Letztlich müsse Pistorius liefern; daran werde man ihn schließlich auch messen, sagte CDU-Verteidigungsgexperte Wadephul schon anlässlich der 100-Tage-Bilanz. Zuletzt nun zog er ein finsteres Resümee. Der Aufbau der Bundeswehr hin zu verteidigungsfähigen Streitkräften komme kaum voran.
„Ich erkenne große Ankündigungen, aber wenig tatsächliche Maßnahmen, die zu der von dem Verteidigungsminister selbst beschworenen Kriegstüchtigkeit beitragen“, sagte Wadephul. „Entscheidende Truppenteile können maximal zwei Tage in einem Gefecht durchhalten. Und das ist ein insgesamt katastrophaler Befund.“ Noch immer finde die vom Kanzler angekündigte Zeitenwende für die Bundeswehr nicht statt. Und natürlich liege das auch in der Verantwortung von Boris Pistorius.
Dass diese harsche Kritik jedoch ausgerechnet aus jener Partei kommt, unter deren Verteidigungsministern die Bundeswehr über 16 Jahre Regierungszeit nahezu heruntergewirtschaftet wurde – das ist dann doch etwas verwunderlich. Und dass Pistorius das solchermaßen angeschlagene Verteidigungswesen Deutschlands nicht innerhalb eines Jahres würde umfänglich sanieren können, muss jedem klar gewesen sein, der halbwegs bei Verstand ist.

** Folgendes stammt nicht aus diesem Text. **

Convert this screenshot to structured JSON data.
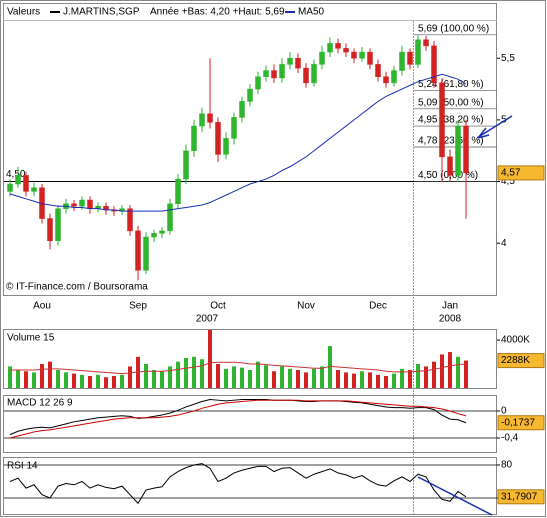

Für die Zukunft bleibt also viel zu tun. Sowohl bei den Rüstungsaufträgen als auch im Kampf gegen den Personalmangel. Immerhin aber hat es Boris Pistorius geschafft, dem Amt des Verteidigungsministers in diesem Jahr wieder zu neuem Ansehen zu verhelfen. Hatte die Öffentlichkeit die letzten beiden Vorgängerinnen noch belächelt, wird der Neue respektiert und geachtet.